Uma equipa de investigadores do Instituto de Saúde Pública da Universidade do Porto (ISPUP) concluiu que experiências adversas na infância, como o bullying, aumentam o risco de desenvolver condições dolorosas ao longo da vida.
A conclusão parte de um projeto, o SEPIA [acrónimo de ‘Studying Experiences of Pain In Adolescents‘, em português ‘Estudo de experiências de dor em adolescentes’], que teve como objetivo identificar características-chave da dor física durante a adolescência que permitam prever o risco de desenvolver dor musculosquelética crónica na transição para a vida adulta.
“Em termos de saúde pública, isto é importante, porque a dor musculoesquelética crónica é a principal causa de incapacidade no mundo”, refere a investigadora do ISPUP e coordenadora do projeto SEPIA, Raquel Lucas, à Lusa.
A investigadora alertou para a importância de interpretar os dados recolhidos, uma vez que estes têm implicações a nível individual e na preparação e atenção dos cuidados de saúde, bem como na educação para a saúde em idade pediátrica
“Ou seja, neste momento sabemos que há uma grande proporção dos jovens que têm experiências mais adversas da dor.
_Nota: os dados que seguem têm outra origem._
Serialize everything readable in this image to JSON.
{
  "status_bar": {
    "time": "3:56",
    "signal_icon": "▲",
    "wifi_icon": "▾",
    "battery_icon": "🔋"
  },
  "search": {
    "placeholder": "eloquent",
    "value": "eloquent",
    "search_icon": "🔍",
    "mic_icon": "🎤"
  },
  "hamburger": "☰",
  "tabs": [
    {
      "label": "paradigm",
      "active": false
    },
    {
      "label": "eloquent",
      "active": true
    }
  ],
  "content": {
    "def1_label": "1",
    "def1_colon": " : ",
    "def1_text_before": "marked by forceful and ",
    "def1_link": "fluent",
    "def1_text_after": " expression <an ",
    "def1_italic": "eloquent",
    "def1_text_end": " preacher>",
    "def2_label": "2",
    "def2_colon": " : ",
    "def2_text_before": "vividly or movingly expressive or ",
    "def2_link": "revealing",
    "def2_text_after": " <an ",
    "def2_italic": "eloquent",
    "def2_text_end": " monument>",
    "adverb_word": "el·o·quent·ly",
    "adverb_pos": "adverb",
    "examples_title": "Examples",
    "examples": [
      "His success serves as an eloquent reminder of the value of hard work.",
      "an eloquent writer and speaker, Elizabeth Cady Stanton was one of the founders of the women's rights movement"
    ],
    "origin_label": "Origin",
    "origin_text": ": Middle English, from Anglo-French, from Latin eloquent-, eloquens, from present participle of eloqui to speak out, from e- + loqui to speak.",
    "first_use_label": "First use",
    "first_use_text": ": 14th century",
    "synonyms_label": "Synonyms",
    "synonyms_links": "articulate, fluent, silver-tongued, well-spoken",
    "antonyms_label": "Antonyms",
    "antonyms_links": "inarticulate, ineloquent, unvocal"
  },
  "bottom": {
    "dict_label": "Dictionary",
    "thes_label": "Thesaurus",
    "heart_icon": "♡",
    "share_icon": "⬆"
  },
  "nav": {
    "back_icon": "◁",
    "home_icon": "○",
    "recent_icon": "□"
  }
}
Isto significa que estes jovens muitas vezes recorrem aos cuidados de saúde, portanto é importante que os cuidados de saúde estejam preparados para os receber e que possam interpretar as queixas de dor que os jovens têm como sendo preditivas daquilo que se vai passar mais tarde”, apontou.
De acordo com um resumo enviado à Lusa, os dados recolhidos nas diferentes fases da vida dos participantes no estudo mostraram que as experiências adversas na infância como o divórcio dos pais, as dificuldades financeiras, as mudanças de casa ou escola, entre outras, podem aumentar significativamente o risco de desenvolver condições dolorosas ao longo da vida.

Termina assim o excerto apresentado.